La necesaria independencia de las naciones de la región encontró en el Héroe Nacional de Cuba, cuyo 150 aniversario de su natalicio estaremos celebrando este año, la exposición de un proyecto político-revolucionario con sentido universal y cuyo valor se afianzó en la respuesta no solo a la urgencia de independizar las colonias residuales del régimen español en América, sino, sobre todo, en la voluntad de resolver un grave problema que se le presentaba al mundo.

JOSE Martí pensó y actuó fundamentalmente al servicio de la que él llamó nuestra América, con una perspectiva que giraba en torno a la lucha anticolonial y que, si no tuvo como eje el papel de la lucha de clases, sí incluyó una justiciera identificación con los pobres.

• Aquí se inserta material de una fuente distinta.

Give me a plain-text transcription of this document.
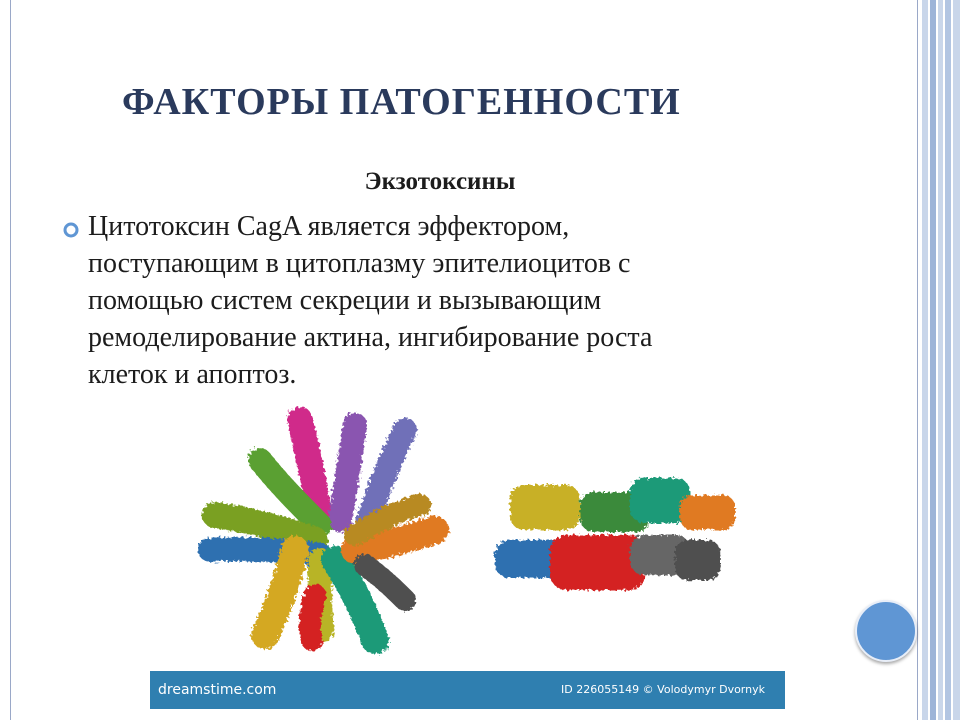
ФАКТОРЫ ПАТОГЕННОСТИ
Экзотоксины
Цитотоксин CagA является эффектором,
поступающим в цитоплазму эпителиоцитов с
помощью систем секреции и вызывающим
ремоделирование актина, ингибирование роста
клеток и апоптоз.
dreamstime.com	ID 226055149 © Volodymyr Dvornyk
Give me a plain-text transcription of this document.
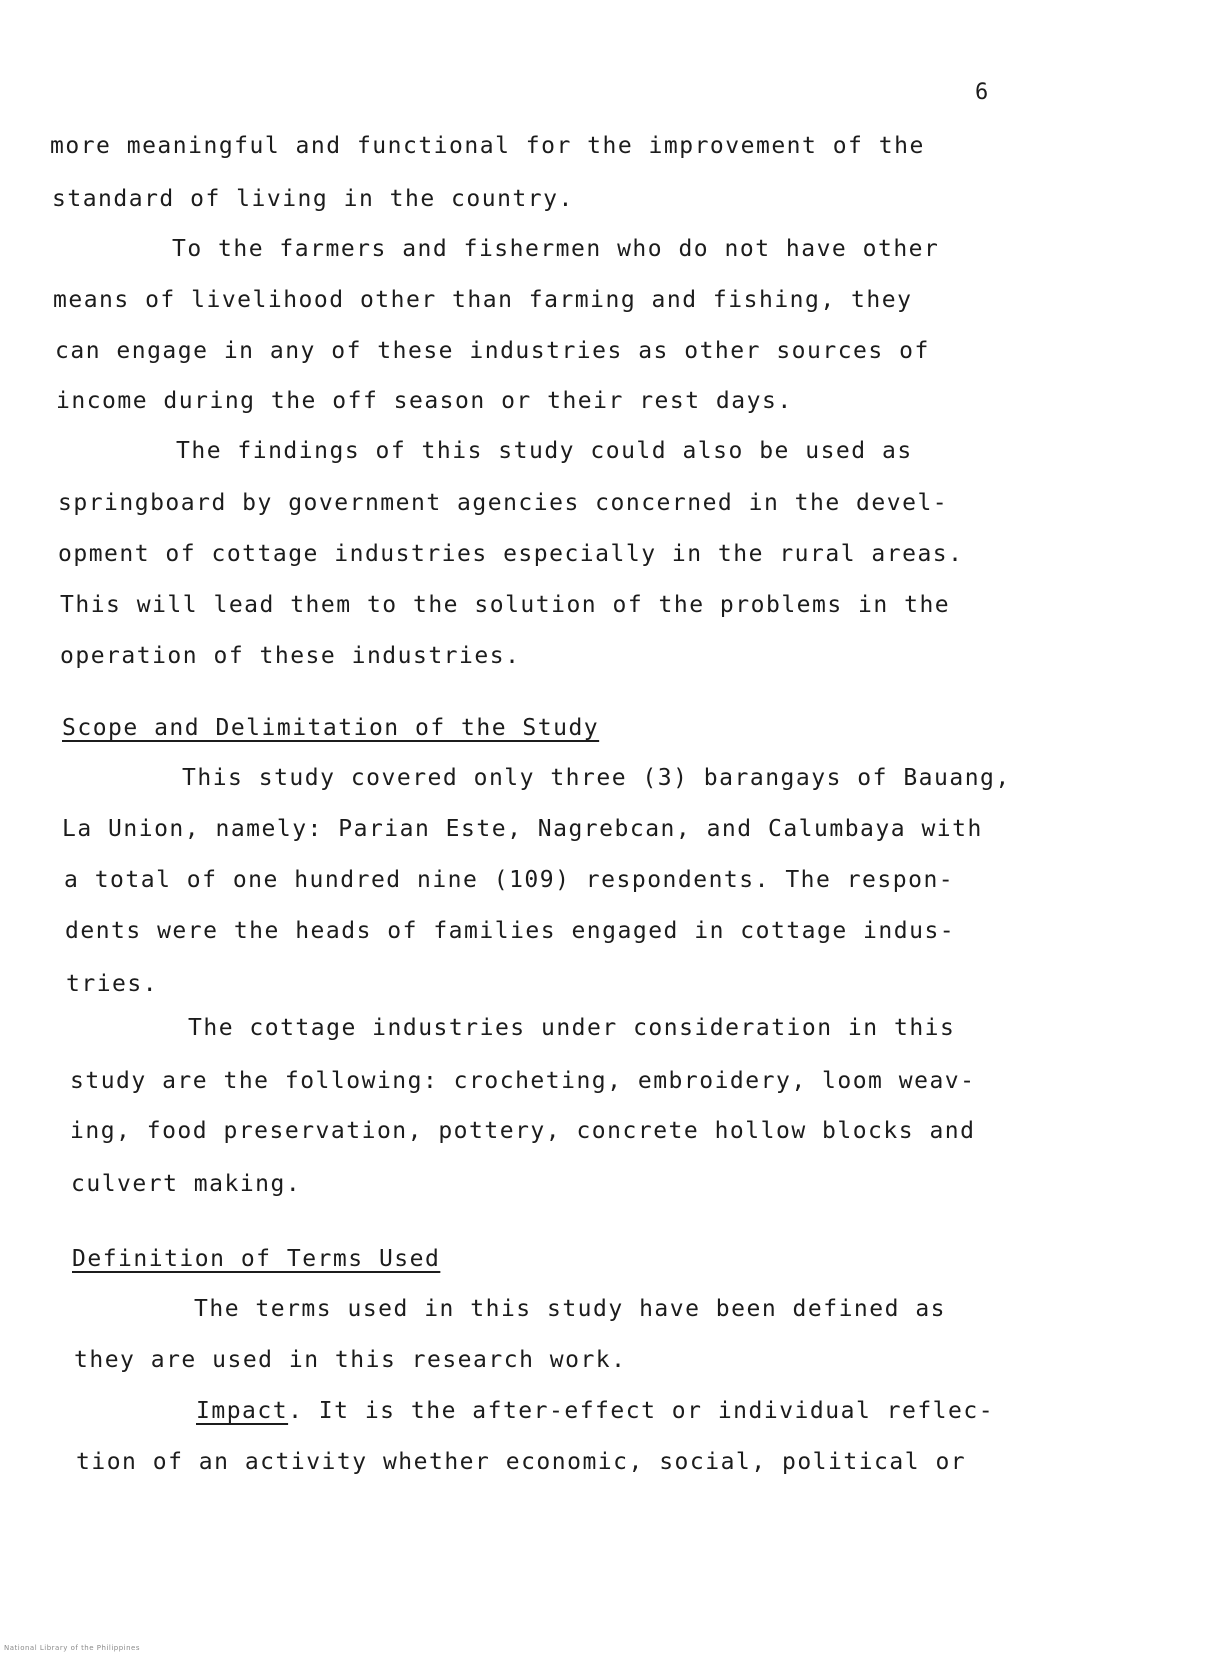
6
more meaningful and functional for the improvement of the
standard of living in the country.
To the farmers and fishermen who do not have other
means of livelihood other than farming and fishing, they
can engage in any of these industries as other sources of
income during the off season or their rest days.
The findings of this study could also be used as
springboard by government agencies concerned in the devel-
opment of cottage industries especially in the rural areas.
This will lead them to the solution of the problems in the
operation of these industries.
Scope and Delimitation of the Study
This study covered only three (3) barangays of Bauang,
La Union, namely: Parian Este, Nagrebcan, and Calumbaya with
a total of one hundred nine (109) respondents. The respon-
dents were the heads of families engaged in cottage indus-
tries.
The cottage industries under consideration in this
study are the following: crocheting, embroidery, loom weav-
ing, food preservation, pottery, concrete hollow blocks and
culvert making.
Definition of Terms Used
The terms used in this study have been defined as
they are used in this research work.
Impact. It is the after-effect or individual reflec-
tion of an activity whether economic, social, political or
National Library of the Philippines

Por su parte, Carlos Marx, en Europa, había contado con que del seno del capitalismo de mayor desarrollo emergiera la construcción socialista; Martí, desde su observatorio neoyorquino, detectó que se ponía en marcha un creciente expansionismo, y se propuso contribuir, con la independencia de nuestra América, a ponerle freno.

Pudiera suponerse que tanto el proyecto marxista —enriquecido luego por Lenin en otras circunstancias y con frutos cuya actual negación no es responsabilidad suya ni de sus continuadores legítimos— como el martiano —cuya frustración temporal también toman como pretexto los desertores de siempre— fueron víctimas de ilusiones. Pero más justo sería pensar y sostener que ambos llegaron a plantearse fines sin cuyo logro la humanidad caminaría hacia la destrucción: está caminando hacia ella, lo que, por suerte, no es forzosamente irreversible.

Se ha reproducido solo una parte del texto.